ChatSchema: A pipeline of extracting structured information with Large Multimodal Models based on schema

Fei Wang,Yuewen Zheng,Qin Li,Jingyi Wu,Pengfei Li,Luxia Zhang
2024-07-26
Abstract:Objective: This study introduces ChatSchema, an effective method for extracting and structuring information from unstructured data in medical paper reports using a combination of Large Multimodal Models (LMMs) and Optical Character Recognition (OCR) based on the schema. By integrating predefined schema, we intend to enable LMMs to directly extract and standardize information according to the schema specifications, facilitating further data entry. Method: Our approach involves a two-stage process, including classification and extraction for categorizing report scenarios and structuring information. We established and annotated a dataset to verify the effectiveness of ChatSchema, and evaluated key extraction using precision, recall, F1-score, and accuracy metrics. Based on key extraction, we further assessed value extraction. We conducted ablation studies on two LMMs to illustrate the improvement of structured information extraction with different input modals and methods. Result: We analyzed 100 medical reports from Peking University First Hospital and established a ground truth dataset with 2,945 key-value pairs. We evaluated ChatSchema using GPT-4o and Gemini 1.5 Pro and found a higher overall performance of GPT-4o. The results are as follows: For the result of key extraction, key-precision was 98.6%, key-recall was 98.5%, key-F1-score was 98.6%. For the result of value extraction based on correct key extraction, the overall accuracy was 97.2%, precision was 95.8%, recall was 95.8%, and F1-score was 95.8%. An ablation study demonstrated that ChatSchema achieved significantly higher overall accuracy and overall F1-score of key-value extraction, compared to the Baseline, with increases of 26.9% overall accuracy and 27.4% overall F1-score, respectively.
Computation and Language
What problem does this paper attempt to address?
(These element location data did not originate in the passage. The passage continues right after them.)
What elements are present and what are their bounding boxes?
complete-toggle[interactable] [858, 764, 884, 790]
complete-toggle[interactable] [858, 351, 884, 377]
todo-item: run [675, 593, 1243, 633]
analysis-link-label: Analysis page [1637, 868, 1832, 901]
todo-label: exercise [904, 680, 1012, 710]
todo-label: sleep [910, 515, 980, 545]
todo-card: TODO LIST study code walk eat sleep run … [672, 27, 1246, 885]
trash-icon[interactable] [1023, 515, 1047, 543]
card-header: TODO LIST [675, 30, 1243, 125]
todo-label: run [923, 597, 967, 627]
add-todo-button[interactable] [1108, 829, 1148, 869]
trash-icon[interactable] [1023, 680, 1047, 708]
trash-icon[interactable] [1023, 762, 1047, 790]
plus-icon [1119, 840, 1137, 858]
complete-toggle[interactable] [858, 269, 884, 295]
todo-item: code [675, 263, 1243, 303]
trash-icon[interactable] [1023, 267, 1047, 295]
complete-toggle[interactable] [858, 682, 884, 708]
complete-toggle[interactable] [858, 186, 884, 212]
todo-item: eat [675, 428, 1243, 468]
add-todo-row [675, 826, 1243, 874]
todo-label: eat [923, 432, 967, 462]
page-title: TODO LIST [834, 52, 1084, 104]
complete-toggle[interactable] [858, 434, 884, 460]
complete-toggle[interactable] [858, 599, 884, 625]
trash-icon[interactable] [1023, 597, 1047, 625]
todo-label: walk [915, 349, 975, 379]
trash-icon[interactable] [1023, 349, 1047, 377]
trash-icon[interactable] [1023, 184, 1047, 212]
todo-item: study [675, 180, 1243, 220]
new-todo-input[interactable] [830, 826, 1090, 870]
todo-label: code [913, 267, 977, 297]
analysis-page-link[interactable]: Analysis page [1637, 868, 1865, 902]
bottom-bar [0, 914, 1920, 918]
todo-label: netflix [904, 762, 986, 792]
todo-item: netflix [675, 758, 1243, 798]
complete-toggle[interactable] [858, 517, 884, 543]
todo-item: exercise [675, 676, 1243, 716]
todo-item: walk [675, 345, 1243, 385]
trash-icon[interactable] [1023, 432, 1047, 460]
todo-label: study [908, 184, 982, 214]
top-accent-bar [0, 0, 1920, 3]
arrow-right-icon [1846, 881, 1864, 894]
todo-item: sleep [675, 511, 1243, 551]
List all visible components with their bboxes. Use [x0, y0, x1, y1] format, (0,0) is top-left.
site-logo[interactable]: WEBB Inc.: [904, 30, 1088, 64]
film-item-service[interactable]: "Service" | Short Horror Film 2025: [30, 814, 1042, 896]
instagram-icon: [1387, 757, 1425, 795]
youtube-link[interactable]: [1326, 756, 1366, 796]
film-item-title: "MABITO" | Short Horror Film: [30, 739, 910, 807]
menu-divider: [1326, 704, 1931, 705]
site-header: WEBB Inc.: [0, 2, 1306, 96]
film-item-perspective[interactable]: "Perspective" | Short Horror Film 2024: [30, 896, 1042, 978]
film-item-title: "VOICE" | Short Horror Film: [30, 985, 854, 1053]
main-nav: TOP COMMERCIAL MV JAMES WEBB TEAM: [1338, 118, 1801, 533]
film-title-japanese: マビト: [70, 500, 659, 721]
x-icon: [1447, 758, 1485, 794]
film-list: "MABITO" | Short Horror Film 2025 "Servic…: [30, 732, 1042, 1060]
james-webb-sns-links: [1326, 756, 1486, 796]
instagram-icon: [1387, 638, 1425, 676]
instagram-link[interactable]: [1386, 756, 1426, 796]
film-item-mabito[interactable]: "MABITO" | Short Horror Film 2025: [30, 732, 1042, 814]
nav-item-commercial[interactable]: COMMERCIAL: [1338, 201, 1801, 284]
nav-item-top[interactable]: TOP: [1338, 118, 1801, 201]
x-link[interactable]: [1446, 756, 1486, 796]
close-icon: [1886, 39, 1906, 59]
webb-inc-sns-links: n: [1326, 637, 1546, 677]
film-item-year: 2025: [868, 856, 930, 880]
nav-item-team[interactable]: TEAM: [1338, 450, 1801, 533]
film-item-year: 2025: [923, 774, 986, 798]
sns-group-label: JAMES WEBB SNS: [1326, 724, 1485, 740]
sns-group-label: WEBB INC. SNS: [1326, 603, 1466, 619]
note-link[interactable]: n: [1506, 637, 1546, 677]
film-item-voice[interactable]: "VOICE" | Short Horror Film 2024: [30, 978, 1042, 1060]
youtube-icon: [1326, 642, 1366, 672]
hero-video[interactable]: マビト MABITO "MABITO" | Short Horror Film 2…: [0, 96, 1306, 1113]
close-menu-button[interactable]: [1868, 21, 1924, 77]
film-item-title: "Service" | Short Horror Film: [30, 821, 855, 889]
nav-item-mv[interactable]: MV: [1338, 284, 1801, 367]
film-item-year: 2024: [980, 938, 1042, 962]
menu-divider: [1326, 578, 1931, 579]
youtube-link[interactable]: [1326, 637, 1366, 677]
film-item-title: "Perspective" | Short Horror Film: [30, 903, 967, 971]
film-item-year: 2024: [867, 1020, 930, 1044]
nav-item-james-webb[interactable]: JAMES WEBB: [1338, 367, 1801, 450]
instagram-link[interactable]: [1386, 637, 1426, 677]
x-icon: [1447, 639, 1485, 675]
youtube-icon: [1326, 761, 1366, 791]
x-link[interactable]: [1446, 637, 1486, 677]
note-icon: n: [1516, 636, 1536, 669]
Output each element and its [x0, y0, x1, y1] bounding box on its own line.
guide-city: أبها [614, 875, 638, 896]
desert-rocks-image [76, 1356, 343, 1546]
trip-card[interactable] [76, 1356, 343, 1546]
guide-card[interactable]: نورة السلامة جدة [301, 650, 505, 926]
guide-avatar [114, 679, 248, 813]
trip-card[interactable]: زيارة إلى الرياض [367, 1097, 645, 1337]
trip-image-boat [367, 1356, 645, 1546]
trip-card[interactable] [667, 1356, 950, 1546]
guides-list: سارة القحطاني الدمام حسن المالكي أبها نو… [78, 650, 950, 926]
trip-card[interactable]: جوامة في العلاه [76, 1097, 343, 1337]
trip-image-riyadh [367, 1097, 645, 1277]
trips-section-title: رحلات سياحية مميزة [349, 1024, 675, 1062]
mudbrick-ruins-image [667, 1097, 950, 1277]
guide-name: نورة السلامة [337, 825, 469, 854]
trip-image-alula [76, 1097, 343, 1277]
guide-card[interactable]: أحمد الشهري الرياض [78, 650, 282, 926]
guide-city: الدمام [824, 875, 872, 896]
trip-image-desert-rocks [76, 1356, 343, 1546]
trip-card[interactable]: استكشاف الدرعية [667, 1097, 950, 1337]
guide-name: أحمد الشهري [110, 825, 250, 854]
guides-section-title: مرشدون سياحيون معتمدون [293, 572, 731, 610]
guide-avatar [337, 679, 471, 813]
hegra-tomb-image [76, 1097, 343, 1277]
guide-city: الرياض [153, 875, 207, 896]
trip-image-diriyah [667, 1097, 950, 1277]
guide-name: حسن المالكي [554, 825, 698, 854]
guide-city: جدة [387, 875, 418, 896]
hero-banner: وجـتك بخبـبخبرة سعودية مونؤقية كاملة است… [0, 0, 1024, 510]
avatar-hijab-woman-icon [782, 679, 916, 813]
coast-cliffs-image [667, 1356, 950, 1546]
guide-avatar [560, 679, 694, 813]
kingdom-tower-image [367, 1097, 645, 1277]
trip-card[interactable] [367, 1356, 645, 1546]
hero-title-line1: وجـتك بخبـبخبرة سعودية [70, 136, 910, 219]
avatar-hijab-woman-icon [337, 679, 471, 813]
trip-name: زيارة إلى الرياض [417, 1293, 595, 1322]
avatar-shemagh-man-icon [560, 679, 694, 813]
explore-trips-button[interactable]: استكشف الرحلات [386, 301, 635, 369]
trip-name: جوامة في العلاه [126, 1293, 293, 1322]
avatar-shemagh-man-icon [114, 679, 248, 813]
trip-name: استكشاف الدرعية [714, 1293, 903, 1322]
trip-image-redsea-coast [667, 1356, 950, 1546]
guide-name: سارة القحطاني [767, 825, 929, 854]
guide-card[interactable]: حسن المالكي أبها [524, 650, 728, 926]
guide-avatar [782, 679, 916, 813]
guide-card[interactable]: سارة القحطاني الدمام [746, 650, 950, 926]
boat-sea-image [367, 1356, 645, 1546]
### Problems the Paper Attempts to Solve The paper aims to address the problem of extracting and structuring information from medical reports. Specifically, the authors propose a method called **ChatSchema**, which utilizes Large Multimodal Models (LMMs) and Optical Character Recognition (OCR) technology to extract and standardize information from unstructured medical reports based on predefined schemas. Through this method, the researchers hope to improve the efficiency and accuracy of medical report data entry, reducing the workload of manual processing. ### Main Contributions 1. **Method Innovation**: Combines LMMs and OCR technology to guide information extraction and standardization through predefined schemas. 2. **Two-Stage Process**: Includes classification and extraction stages, used to identify report scenarios and extract structured information, respectively. 3. **Dataset Construction**: Established a ground truth dataset containing 100 medical reports, with a total of 2,945 key-value pairs. 4. **Performance Evaluation**: Evaluated the performance of ChatSchema using metrics such as precision, recall, F1 score, and accuracy, and compared it with baseline methods. 5. **Experimental Validation**: Conducted experiments on two LMMs, GPT-4o and Gemini 1.5 Pro, showing that ChatSchema performs excellently in key extraction and value extraction. ### Experimental Results - **Key Extraction**: Particularly outstanding performance on GPT-4o, with a key precision of 98.6%, key recall of 98.5%, and key F1 score of 98.6%. - **Value Extraction**: Overall accuracy based on correct key extraction is 97.2%, with a precision of 95.8%, recall of 95.8%, and F1 score of 95.8%. - **Ablation Study**: Using both images and text did not significantly improve performance compared to using only images or text, but still outperformed baseline methods. ### Conclusion The ChatSchema method performs excellently in extracting and structuring information from medical reports, effectively identifying and standardizing key-value pairs. The research results indicate that combining LMMs and OCR technology, through prompt engineering and predefined schemas, can significantly improve the efficiency of data entry processing for medical documents. Future research can further validate this method on more diverse and larger-scale datasets and explore its applications in other fields and languages.